Film super 16 mm et vidéo transférés sur Digibeta, couleur, son, édition 4/6 ; 26 minutes.
Acquis avec la participation du Fram Ile-de-France.
© Adagp, Paris 2008

Notice

L’œuvre de Pierre Huyghe se situe dans ce territoire improbable où fiction et réel se contaminent et s’enrichissent mutuellement. Sans jamais induire de morale ou de jugement, l’artiste questionne par des moyens et des modes détournés, métaphoriques et poétiques, un monde qui existe.

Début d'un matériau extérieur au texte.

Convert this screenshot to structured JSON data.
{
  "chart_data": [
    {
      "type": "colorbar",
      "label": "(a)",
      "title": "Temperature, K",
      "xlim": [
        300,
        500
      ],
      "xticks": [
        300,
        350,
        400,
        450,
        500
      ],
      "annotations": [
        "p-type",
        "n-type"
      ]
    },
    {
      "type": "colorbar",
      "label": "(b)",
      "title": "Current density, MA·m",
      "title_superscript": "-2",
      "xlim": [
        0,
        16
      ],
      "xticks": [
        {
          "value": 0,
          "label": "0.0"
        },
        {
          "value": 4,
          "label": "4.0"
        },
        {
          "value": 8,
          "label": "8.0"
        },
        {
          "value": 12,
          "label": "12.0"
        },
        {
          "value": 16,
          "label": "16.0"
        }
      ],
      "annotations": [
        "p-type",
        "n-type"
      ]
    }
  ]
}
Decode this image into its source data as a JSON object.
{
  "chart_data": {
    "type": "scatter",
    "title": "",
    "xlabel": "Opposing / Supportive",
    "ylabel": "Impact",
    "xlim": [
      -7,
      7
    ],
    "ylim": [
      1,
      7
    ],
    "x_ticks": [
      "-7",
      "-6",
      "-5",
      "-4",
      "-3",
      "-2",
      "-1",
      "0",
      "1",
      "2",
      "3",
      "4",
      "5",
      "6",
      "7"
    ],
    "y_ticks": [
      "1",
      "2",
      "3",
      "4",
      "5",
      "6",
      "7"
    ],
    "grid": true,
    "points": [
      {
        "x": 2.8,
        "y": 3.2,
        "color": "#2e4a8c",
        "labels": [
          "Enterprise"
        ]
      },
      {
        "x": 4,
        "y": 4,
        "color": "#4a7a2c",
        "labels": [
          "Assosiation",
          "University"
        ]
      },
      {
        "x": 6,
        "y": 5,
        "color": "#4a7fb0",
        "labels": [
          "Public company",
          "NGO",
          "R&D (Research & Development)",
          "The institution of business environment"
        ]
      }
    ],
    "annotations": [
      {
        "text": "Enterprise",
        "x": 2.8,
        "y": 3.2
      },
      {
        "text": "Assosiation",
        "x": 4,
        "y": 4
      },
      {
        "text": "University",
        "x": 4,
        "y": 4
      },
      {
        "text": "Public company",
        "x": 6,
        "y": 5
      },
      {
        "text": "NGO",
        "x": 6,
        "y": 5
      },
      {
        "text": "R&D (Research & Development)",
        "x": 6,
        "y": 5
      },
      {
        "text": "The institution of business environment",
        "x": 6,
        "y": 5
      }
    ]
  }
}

Dès 1988, après ses études aux Arts déco, il expose aux côtés d’artistes de son âge, Pierre Bismuth et Xavier Veilhan, entre autres, et introduit une dimension collective à son œuvre, qu’il poursuivra avec Philippe Parreno, Dominique Gonzalez-Foerster ou l’architecte François Roche. Avec ce dernier, il interroge les façons de construire, d’habiter, de vivre les lieux. Très tôt, il dessine ce qui constitue l’essence de son œuvre : la dialectique du réel et de la fiction. Nourrie de films du patrimoine, bandes dessinées, dessins animés, sociologie du réel, cette œuvre nous renvoie, à travers la métaphore des héros et souvent du virtuel, à une histoire partagée qui navigue des expéditions scientifiques aux événements du quotidien, où l’étude sociologique est transfigurée par le récit fictionnel.

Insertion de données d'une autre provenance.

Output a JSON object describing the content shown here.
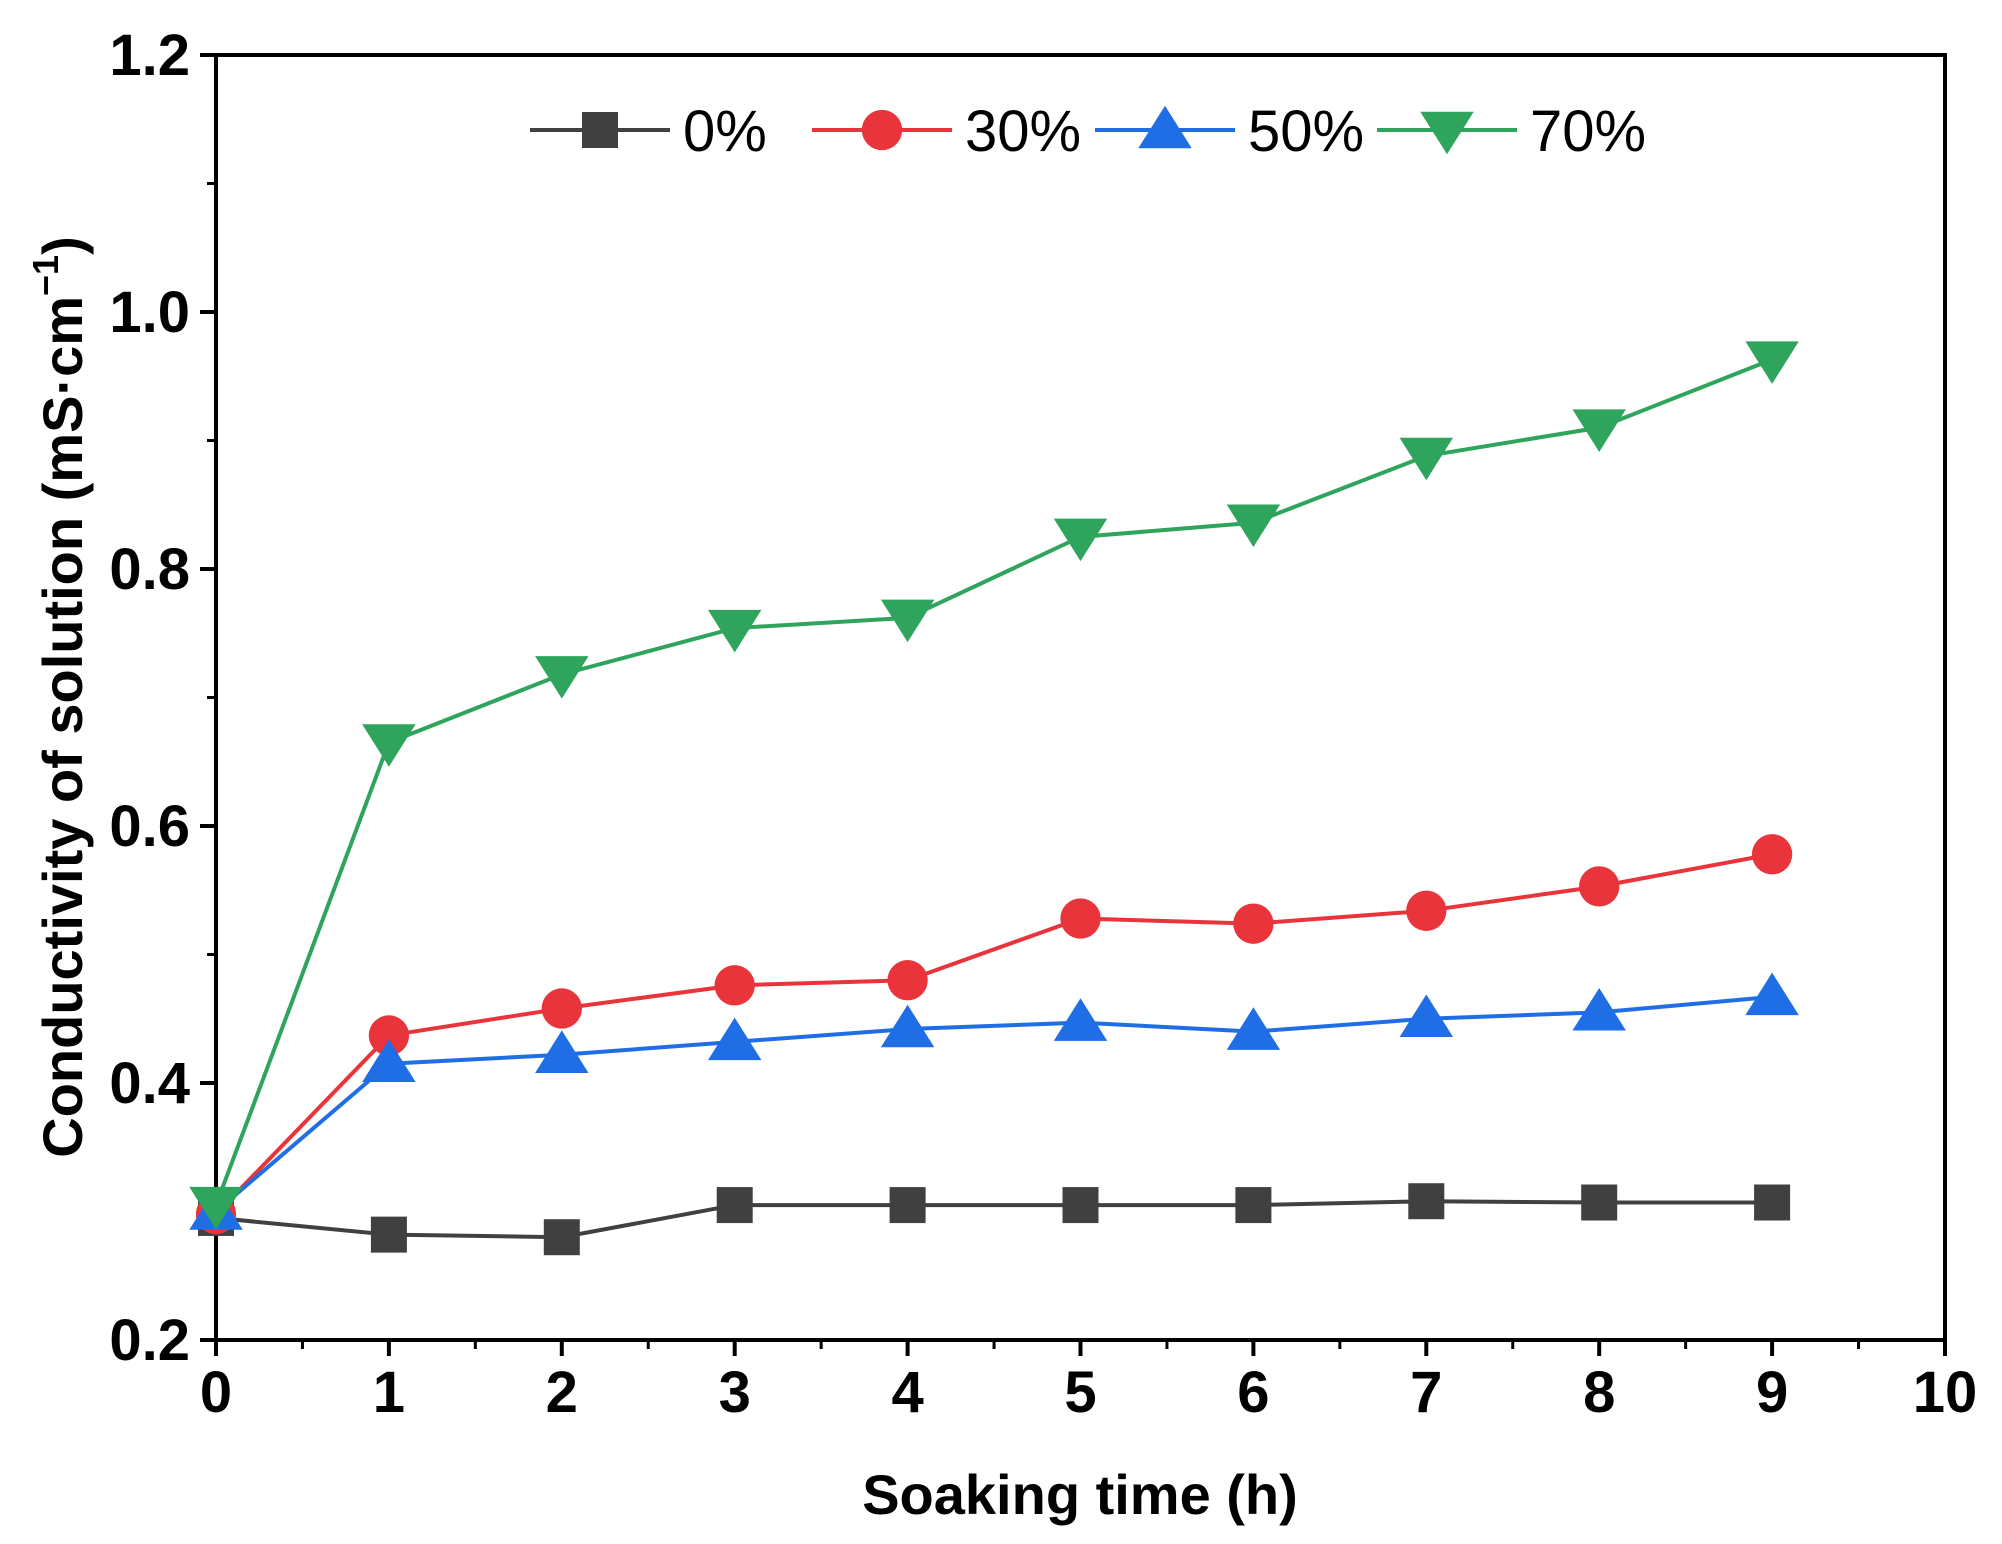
{
  "chart_data": {
    "type": "line",
    "title": "",
    "xlabel": "Soaking time (h)",
    "ylabel": "Conductivity of solution (mS·cm",
    "ylabel_sup": "−1",
    "ylabel_close": ")",
    "xlim": [
      0,
      10
    ],
    "ylim": [
      0.2,
      1.2
    ],
    "xticks": [
      0,
      1,
      2,
      3,
      4,
      5,
      6,
      7,
      8,
      9,
      10
    ],
    "xtick_labels": [
      "0",
      "1",
      "2",
      "3",
      "4",
      "5",
      "6",
      "7",
      "8",
      "9",
      "10"
    ],
    "yticks": [
      0.2,
      0.4,
      0.6,
      0.8,
      1.0,
      1.2
    ],
    "ytick_labels": [
      "0.2",
      "0.4",
      "0.6",
      "0.8",
      "1.0",
      "1.2"
    ],
    "grid": false,
    "legend_position": "top",
    "x": [
      0,
      1,
      2,
      3,
      4,
      5,
      6,
      7,
      8,
      9
    ],
    "series": [
      {
        "name": "0%",
        "color": "#404040",
        "marker": "square",
        "values": [
          0.295,
          0.282,
          0.28,
          0.305,
          0.305,
          0.305,
          0.305,
          0.308,
          0.307,
          0.307
        ]
      },
      {
        "name": "30%",
        "color": "#e8343a",
        "marker": "circle",
        "values": [
          0.298,
          0.437,
          0.458,
          0.476,
          0.48,
          0.528,
          0.524,
          0.534,
          0.553,
          0.578
        ]
      },
      {
        "name": "50%",
        "color": "#1f6ee6",
        "marker": "triangle-up",
        "values": [
          0.3,
          0.415,
          0.422,
          0.432,
          0.442,
          0.447,
          0.44,
          0.45,
          0.455,
          0.467
        ]
      },
      {
        "name": "70%",
        "color": "#2ea45c",
        "marker": "triangle-down",
        "values": [
          0.305,
          0.665,
          0.718,
          0.754,
          0.762,
          0.825,
          0.836,
          0.888,
          0.91,
          0.963
        ]
      }
    ]
  }
}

Streamside Day en est un moment clé. Réalisé pendant sa résidence à la DIA Foundation de New York, ce film raconte une histoire en train de se faire : la naissance d’une ville, l’avènement d’une communauté. Au bord de l’Hudson, un lotissement en construction est en voie d’achèvement. C’est le point de départ pour créer un événement, une célébration qui pourrait devenir une coutume. Si la base est réelle, Pierre Huyghe est l’arrangeur de cette fête qu’il provoque, telle une hypothèse du futur qui se déroule dans le temps de la journée. L’exposition change alors de format, le fait artistique est ce moment où la réalité est rejointe par la fiction. Si le début du film s’ancre dans une nature idyllique et romantique en référence au monde merveilleux (et américain) de Walt Disney, la suite prend appui sur une famille tout aussi modèle que l’on suit dans son déplacement, géographique et mental, vers le village de Streamside Knolls. Le temps du voyage est celui qui fait se rejoindre le passé (dans les bagages) et ce futur à inventer.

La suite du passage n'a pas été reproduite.